K. Germain, V. Guesdon, C. Cayez, E Lamothe, J. Cabaret

Article de 5 pages

L'essentiel

Même s’il contribue à un certain bien-être animal, le parcours de volaille constitue un réservoir de micro-organismes ou de parasites qui peut représenter un facteur de risque pour la santé animale. Des travaux précédents (Jurjanz et al., 2011) ayant montré que les plantes du parcours étaient ingérées, nous avons étudié la faisabilité d'introduire sur le parcours des espèces végétales à vertus thérapeutiques et les conséquences sur les différents paramètres d’élevage (comportement, performances, sanitaires…). Ainsi 2 bandes de 3000 poulets biologiques ont été suivis jusqu’à 84 jours, une bande de printemps et une bande d’automne. Sur les parcours, 4 plantes ont été introduites en « carré des Moines »: fenugrec, tanaisie, thym et ail. Les carrés de plantes ont été répétés à différents endroits sur le parcours. Ces plantes ont été choisies en raison de leurs propriétés médicinales, selon la bibliographie ou certains essais ponctuels d’activité antiparasitaire, et de leurs facilités à être cultivées en climat tempéré. Il a été réalisé un suivi des performances zootechniques, du comportement exploratoire, de l’état des carrés de plantes introduites et du parasitisme helminthique. Nous avons montré que les poulets n’avaient pas le même intérêt pour toutes les plantes. Le fenugrec a été totalement consommé sur pratiquement tout le parcours, la tanaisie et l’ail ont été consommés de façon variable selon les saisons et la zone du parcours, et enfin, le thym n’a pas été consommé. La consommation de plantes a été plus importante en automne qu’en été. De plus, en automne, le pourcentage de poulets à l’extérieur sur les parcours est plus important que pour des parcours sans implantation de plantes. Lorsque les plantes ont un stade de développement suffisant, leur présence a donc favorisé la sortie des animaux sur les parcours. L’impact sur le parasitisme n’a pas pu être mis en évidence.
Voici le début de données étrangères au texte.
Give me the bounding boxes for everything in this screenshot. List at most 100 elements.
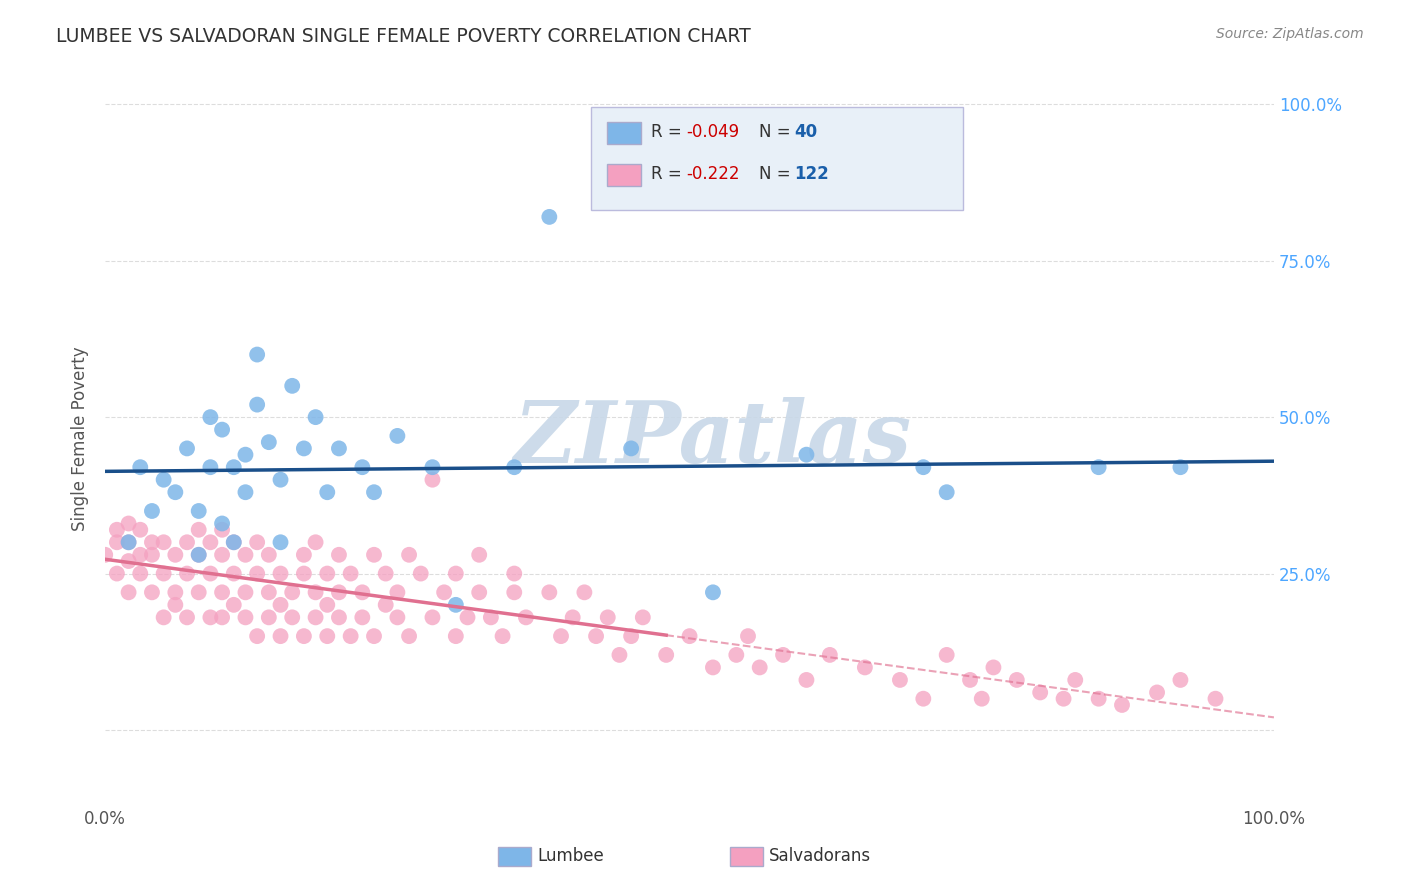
- Point: [398, 548, 420, 562]
- Point: [270, 473, 292, 487]
- Point: [200, 410, 222, 425]
- Text: Salvadorans: Salvadorans: [769, 847, 872, 865]
- Point: [1146, 685, 1168, 699]
- Point: [702, 660, 724, 674]
- Point: [117, 585, 139, 599]
- Point: [141, 585, 163, 599]
- Point: [105, 523, 128, 537]
- Point: [257, 610, 280, 624]
- Point: [281, 379, 304, 393]
- Point: [1205, 691, 1227, 706]
- Text: N =: N =: [759, 123, 796, 141]
- Text: LUMBEE VS SALVADORAN SINGLE FEMALE POVERTY CORRELATION CHART: LUMBEE VS SALVADORAN SINGLE FEMALE POVER…: [56, 27, 751, 45]
- Point: [281, 610, 304, 624]
- Point: [246, 398, 269, 412]
- Point: [889, 673, 911, 687]
- Point: [374, 566, 396, 581]
- Point: [292, 548, 315, 562]
- Point: [246, 535, 269, 549]
- Point: [363, 548, 385, 562]
- Text: Source: ZipAtlas.com: Source: ZipAtlas.com: [1216, 27, 1364, 41]
- Point: [935, 485, 957, 500]
- Point: [737, 629, 759, 643]
- Point: [141, 548, 163, 562]
- Point: [281, 585, 304, 599]
- Point: [211, 585, 233, 599]
- Point: [422, 610, 444, 624]
- Point: [235, 610, 257, 624]
- Point: [211, 610, 233, 624]
- Point: [620, 629, 643, 643]
- Point: [129, 523, 152, 537]
- Point: [970, 691, 993, 706]
- Point: [479, 610, 502, 624]
- Point: [211, 523, 233, 537]
- Point: [339, 566, 361, 581]
- Text: 40: 40: [794, 123, 817, 141]
- Point: [129, 548, 152, 562]
- Point: [959, 673, 981, 687]
- Point: [222, 566, 245, 581]
- Point: [503, 566, 526, 581]
- Point: [246, 566, 269, 581]
- Point: [94, 548, 117, 562]
- Point: [422, 460, 444, 475]
- Point: [292, 629, 315, 643]
- Point: [1170, 673, 1192, 687]
- Point: [339, 629, 361, 643]
- Point: [328, 442, 350, 456]
- Point: [409, 566, 432, 581]
- Point: [141, 535, 163, 549]
- Point: [853, 660, 876, 674]
- Point: [235, 548, 257, 562]
- Point: [1029, 685, 1052, 699]
- Point: [257, 548, 280, 562]
- Point: [176, 566, 198, 581]
- Point: [316, 598, 339, 612]
- Point: [211, 548, 233, 562]
- Point: [165, 485, 187, 500]
- Point: [772, 648, 794, 662]
- Point: [187, 523, 209, 537]
- Point: [129, 460, 152, 475]
- Point: [211, 516, 233, 531]
- Text: -0.222: -0.222: [686, 165, 740, 183]
- Point: [304, 585, 326, 599]
- Point: [257, 435, 280, 450]
- Point: [304, 610, 326, 624]
- Point: [304, 410, 326, 425]
- Point: [328, 548, 350, 562]
- Point: [187, 548, 209, 562]
- Point: [152, 610, 174, 624]
- Point: [187, 548, 209, 562]
- Point: [352, 460, 374, 475]
- Point: [1005, 673, 1028, 687]
- Point: [270, 566, 292, 581]
- Point: [176, 610, 198, 624]
- Point: [387, 585, 409, 599]
- Point: [1064, 673, 1087, 687]
- Point: [818, 648, 841, 662]
- Point: [609, 648, 631, 662]
- Point: [1052, 691, 1074, 706]
- Point: [678, 629, 700, 643]
- Point: [165, 585, 187, 599]
- Point: [222, 535, 245, 549]
- Point: [117, 535, 139, 549]
- Point: [725, 648, 748, 662]
- Point: [117, 554, 139, 568]
- Point: [304, 535, 326, 549]
- Text: -0.049: -0.049: [686, 123, 740, 141]
- Point: [187, 585, 209, 599]
- Point: [187, 504, 209, 518]
- Point: [444, 629, 467, 643]
- Point: [270, 598, 292, 612]
- Point: [468, 585, 491, 599]
- Point: [796, 673, 818, 687]
- Point: [352, 585, 374, 599]
- Point: [422, 473, 444, 487]
- Point: [246, 347, 269, 361]
- Point: [200, 535, 222, 549]
- Point: [444, 598, 467, 612]
- Text: R =: R =: [651, 123, 688, 141]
Enfin, l’introduction de plantes à propriété antiparasitaire n’a pas altéré pas les performances zootechniques. L’implantation de plantes médicinales sur les parcours a donc eu un effet sur le comportement des animaux. Les animaux ont été attirés uniquement par certaines plantes. Plusieurs hypothèses seront à explorer : des différences d’appétence ou d’effet sur la santé des animaux.